2: In kmc.solve(x, d, g = list(ff)) :
The results may be not feasible!

3: In kmc.solve(x, d, g = list(ff)) :
The results may be not feasible!

4: In kmc.solve(x, d, g = list(ff)) :
The results may be not feasible!

5: In kmc.solve(x, d, g = list(ff)) :
The results may be not feasible!

6: In kmc.solve(x, d, g = list(ff)) :
The results may be not feasible!

7: In kmc.solve(x, d, g = list(ff)) :
The results may be not feasible!

[yfyang86]

After revision, in this case, lambda should meet the following requirements:

1. sum(prob) = 1

therefore, for the rootSolve(.) function. we need to check the root that:

1. in the branch that contains 0
2. satisfies sum(RMSTfun(time) * prob) == 1

An older version checks this, but the newer one fails.

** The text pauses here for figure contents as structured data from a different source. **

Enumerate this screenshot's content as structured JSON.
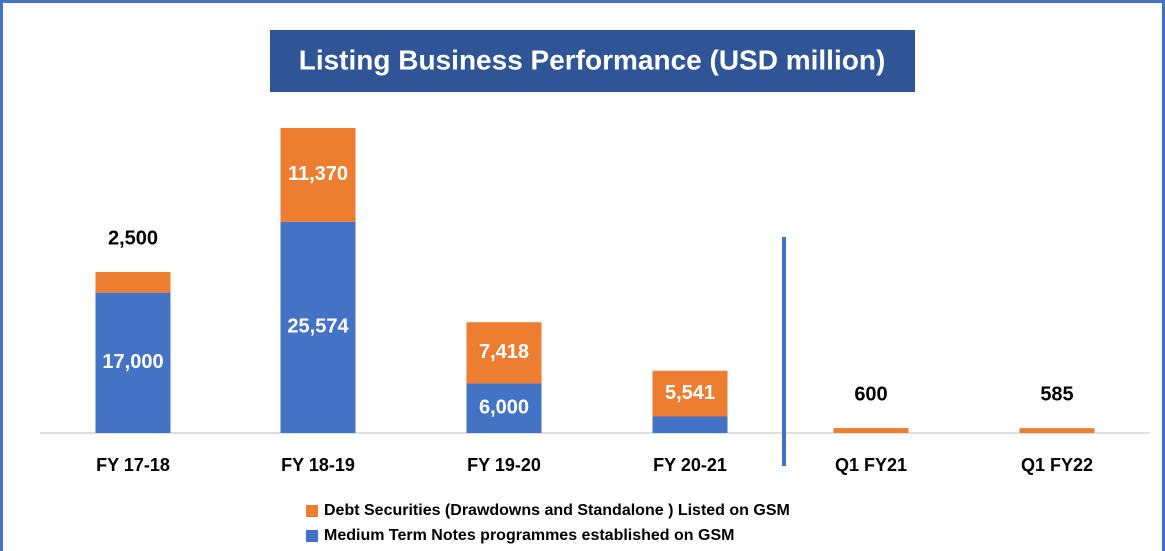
{
  "chart_data": {
    "type": "stacked-bar",
    "title": "Listing Business Performance (USD million)",
    "categories": [
      "FY 17-18",
      "FY 18-19",
      "FY 19-20",
      "FY 20-21",
      "Q1 FY21",
      "Q1 FY22"
    ],
    "series": [
      {
        "name": "Medium Term Notes programmes established on GSM",
        "color": "#4472c4",
        "values": [
          17000,
          25574,
          6000,
          2000,
          null,
          null
        ],
        "value_labels": [
          "17,000",
          "25,574",
          "6,000",
          "2,000",
          null,
          null
        ]
      },
      {
        "name": "Debt Securities (Drawdowns and Standalone ) Listed on GSM",
        "color": "#ed7d31",
        "values": [
          2500,
          11370,
          7418,
          5541,
          600,
          585
        ],
        "value_labels": [
          "2,500",
          "11,370",
          "7,418",
          "5,541",
          "600",
          "585"
        ]
      }
    ]
  }
}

The next version will fix this.

library(KMsurv)
library(emplik)
library(kmc)
library(rootSolve)
data(kidney)
kmc.clean <- function(kmc.time,delta){
  n <- length(kmc.time)
  dataOrder <- order(kmc.time, -delta)
  kmc.time <- kmc.time[dataOrder]
  delta <- delta[dataOrder] 
  FirstUnCenLocation<-which(delta==1)[1];
  if (FirstUnCenLocation==n) {stop('Only one uncensored point.');}
  if (FirstUnCenLocation!=1){
    delta=delta[FirstUnCenLocation:n];
    kmc.time=kmc.time[FirstUnCenLocation:n];
  }
  delta[length(kmc.time)]=1;
  return (list(kmc.time=kmc.time,delta=delta));
}

RMSTfun <- function(x) {pmin(x,20) - 15}

x = kidney$time
d = kidney$delta
inputData = kmc.clean(x, d)
Gmat = RMSTfun(inputData$kmc.time)

##  `kmc_native` is the KMC Solver (1-dim) which returns `prob`
fun.C <- Vectorize(
  function(lam){
    return(sum(Gmat*kmc_native(inputData$delta, lam*Gmat)));
  }
)

All = uniroot.all(fun.C, c(-3, 2), tol = 1e-8)
s = el.cen.EM2( x  = kidney$time, d = kidney$delta, fun = RMSTfun, mu = 0, maxit = 50)

curve(fun.C(x), -3, 5,main = "uniroot.all", ylim=c(-10,10))
points(All, y = rep(0, length(All)), pch = 16, cex = 2, col='steelblue')
points(-s$lam, y = 0, pch = 16, cex = 2, col='red')

[yfyang86]

@yfyang86 26abbb3

Fixed